The history of the American West, Dee Brown informs/reminds us, looks very different facing East from Indian country. Between 1860 and 1890 the United States government and its white citizens were active and complicit in the utter extermination of the Indian tribes west of the Mississippi. This is the story of the Cheyenne, the Sioux, the Minnecojou, the Nez Perce, the Apache, and many more tribes of people who were forcibly moved, disarmed, dispossessed, starved, and eventually slaughtered at the hands of American soldiers and mercenaries. For those with the willingness to remember, the West is a blood-stained land of scars.
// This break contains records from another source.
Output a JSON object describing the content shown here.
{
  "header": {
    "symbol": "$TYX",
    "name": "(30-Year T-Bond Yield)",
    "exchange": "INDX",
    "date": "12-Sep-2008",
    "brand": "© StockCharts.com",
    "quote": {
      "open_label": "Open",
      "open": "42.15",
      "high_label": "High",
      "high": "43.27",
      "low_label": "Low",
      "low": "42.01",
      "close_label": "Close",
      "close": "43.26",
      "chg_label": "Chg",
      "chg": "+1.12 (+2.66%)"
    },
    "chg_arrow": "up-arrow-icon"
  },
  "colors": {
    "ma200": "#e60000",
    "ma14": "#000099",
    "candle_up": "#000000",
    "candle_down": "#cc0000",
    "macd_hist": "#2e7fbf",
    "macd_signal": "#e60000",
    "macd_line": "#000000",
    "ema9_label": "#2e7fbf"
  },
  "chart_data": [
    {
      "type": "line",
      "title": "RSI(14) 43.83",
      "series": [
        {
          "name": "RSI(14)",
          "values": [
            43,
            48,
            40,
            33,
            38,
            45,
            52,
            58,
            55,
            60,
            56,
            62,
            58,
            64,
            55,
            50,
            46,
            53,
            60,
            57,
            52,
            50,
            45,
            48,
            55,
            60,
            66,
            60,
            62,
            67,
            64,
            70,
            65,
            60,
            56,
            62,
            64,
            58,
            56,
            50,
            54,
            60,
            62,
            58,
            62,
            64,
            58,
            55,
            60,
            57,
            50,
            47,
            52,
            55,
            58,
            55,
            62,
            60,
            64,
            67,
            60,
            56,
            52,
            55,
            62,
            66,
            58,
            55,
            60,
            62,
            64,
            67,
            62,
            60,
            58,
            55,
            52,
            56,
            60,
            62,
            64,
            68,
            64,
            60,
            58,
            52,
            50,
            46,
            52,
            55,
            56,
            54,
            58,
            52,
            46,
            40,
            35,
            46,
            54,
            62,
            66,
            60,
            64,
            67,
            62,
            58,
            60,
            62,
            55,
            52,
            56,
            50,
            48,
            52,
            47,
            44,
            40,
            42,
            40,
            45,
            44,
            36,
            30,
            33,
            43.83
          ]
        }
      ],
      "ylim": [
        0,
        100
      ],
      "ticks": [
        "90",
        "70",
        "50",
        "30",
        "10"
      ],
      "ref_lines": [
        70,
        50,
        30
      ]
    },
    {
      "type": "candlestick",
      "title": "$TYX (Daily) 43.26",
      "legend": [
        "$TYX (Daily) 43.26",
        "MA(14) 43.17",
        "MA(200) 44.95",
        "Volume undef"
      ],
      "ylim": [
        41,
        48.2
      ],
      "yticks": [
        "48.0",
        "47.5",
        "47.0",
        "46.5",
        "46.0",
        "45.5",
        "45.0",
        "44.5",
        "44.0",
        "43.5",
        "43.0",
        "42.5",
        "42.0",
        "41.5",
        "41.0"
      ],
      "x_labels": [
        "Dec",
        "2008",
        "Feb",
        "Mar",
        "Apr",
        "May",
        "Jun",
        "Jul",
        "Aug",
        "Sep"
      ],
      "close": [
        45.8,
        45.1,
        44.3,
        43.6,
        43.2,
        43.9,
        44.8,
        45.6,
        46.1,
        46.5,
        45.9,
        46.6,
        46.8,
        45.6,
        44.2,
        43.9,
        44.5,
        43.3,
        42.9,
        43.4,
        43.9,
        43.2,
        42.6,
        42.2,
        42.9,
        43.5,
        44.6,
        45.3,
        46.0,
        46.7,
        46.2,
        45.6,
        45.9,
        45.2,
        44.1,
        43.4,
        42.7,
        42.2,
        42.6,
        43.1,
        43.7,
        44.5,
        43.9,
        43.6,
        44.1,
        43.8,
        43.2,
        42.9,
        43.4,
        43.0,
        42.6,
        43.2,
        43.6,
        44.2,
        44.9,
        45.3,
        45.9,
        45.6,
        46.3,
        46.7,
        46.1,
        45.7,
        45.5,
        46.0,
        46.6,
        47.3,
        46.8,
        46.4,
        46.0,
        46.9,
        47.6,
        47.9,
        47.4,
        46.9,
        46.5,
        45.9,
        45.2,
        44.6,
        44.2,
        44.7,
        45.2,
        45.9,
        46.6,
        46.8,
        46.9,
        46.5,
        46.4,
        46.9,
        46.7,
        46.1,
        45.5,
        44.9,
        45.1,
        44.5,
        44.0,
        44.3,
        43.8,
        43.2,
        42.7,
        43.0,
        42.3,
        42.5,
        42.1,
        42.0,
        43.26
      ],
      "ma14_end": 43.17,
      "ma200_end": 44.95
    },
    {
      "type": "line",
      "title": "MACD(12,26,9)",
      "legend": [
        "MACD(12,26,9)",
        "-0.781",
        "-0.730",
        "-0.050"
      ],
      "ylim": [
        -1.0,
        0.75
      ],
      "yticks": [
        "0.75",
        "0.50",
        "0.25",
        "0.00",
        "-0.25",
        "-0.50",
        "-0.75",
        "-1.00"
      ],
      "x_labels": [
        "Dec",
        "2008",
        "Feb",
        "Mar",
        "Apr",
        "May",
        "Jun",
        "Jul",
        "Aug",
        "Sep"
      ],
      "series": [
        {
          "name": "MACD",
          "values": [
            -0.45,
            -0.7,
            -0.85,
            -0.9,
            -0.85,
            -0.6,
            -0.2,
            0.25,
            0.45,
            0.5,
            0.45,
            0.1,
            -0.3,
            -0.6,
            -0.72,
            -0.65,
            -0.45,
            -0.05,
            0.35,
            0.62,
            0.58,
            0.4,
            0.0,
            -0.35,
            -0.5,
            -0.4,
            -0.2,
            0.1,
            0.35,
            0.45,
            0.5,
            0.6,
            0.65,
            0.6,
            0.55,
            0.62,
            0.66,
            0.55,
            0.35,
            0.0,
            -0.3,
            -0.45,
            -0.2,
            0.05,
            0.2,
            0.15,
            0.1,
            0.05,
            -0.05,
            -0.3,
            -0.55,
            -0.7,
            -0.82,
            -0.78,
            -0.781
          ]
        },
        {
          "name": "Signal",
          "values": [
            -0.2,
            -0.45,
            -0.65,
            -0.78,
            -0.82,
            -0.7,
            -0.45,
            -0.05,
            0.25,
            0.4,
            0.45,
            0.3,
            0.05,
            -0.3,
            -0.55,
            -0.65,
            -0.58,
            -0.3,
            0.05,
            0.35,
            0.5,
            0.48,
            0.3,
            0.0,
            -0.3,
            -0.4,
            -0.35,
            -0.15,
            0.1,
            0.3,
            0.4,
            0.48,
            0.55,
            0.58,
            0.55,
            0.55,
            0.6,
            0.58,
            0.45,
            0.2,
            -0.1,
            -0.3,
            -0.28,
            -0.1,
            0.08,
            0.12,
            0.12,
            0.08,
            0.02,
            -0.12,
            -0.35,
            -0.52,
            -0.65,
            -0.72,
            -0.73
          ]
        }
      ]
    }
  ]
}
Initially Dee Brown's recounting (superbly researched and nuanced in its detail) reads a bit like a listing of battles and forced Indian migrations. But somewhere along the way, as the reader begins to more fully appreciated how all the stories of the tribes tie together, as names like Spotted Tail and Big Foot float along the periphery of different tribes struggles, only to be quickly snuffed out in waves of violence, one begins to feel the enormity and the depth of the losses suffered. Yet Brown walks a fine line by not simply casting the Indian peoples as lambs blindly led to the slaughter. Stories of Crazy Horse, Chief Joseph, Ten Bears and Satanta (among many others) show complex men trying to deal with a world melting under their very feet and attempting to protect the lives and spirits of their people. As warriors, leaders, and diplomats, these men did all that was within their power to try and carve out a small corner of a vast land they once inhabited and live alongside the onslaught of white settlers and soldiers. The eventual reasons for their defeat are numerous and unique to each tribe, but binding these stories together is the total subversion of the American government to land and resource greed and what would finally be the inability of the Indians to reconcile white intentions with their own concepts of the good. When it was all said and done one is left with the impression that Indians could only fathom the depths to which whites were willing to break their word and ignore their treaties when it was all but too late. Sitting Bull saw it, and Red Cloud came to understand, but by then even the reservations were being carved up and the Dakotas being transferred to whites who, less than a decade earlier, relinquished all claims to what was seen as a useless land.
There is no silver lining here, no reason for hope or celebration at the genocide of the American Indians. It is forever a part of the American legacy to inhabit a stolen land. It is fitting that Brown's recounting ends at the Massacre at Wounded Knee. There, one of the last of the plains chiefs, Big Foot, an aging man dying of pneumonia, was gunned down by white soldiers with as many as three hundred of his followers, all of whom were left to freeze into twisted corpses in the coming blizzard.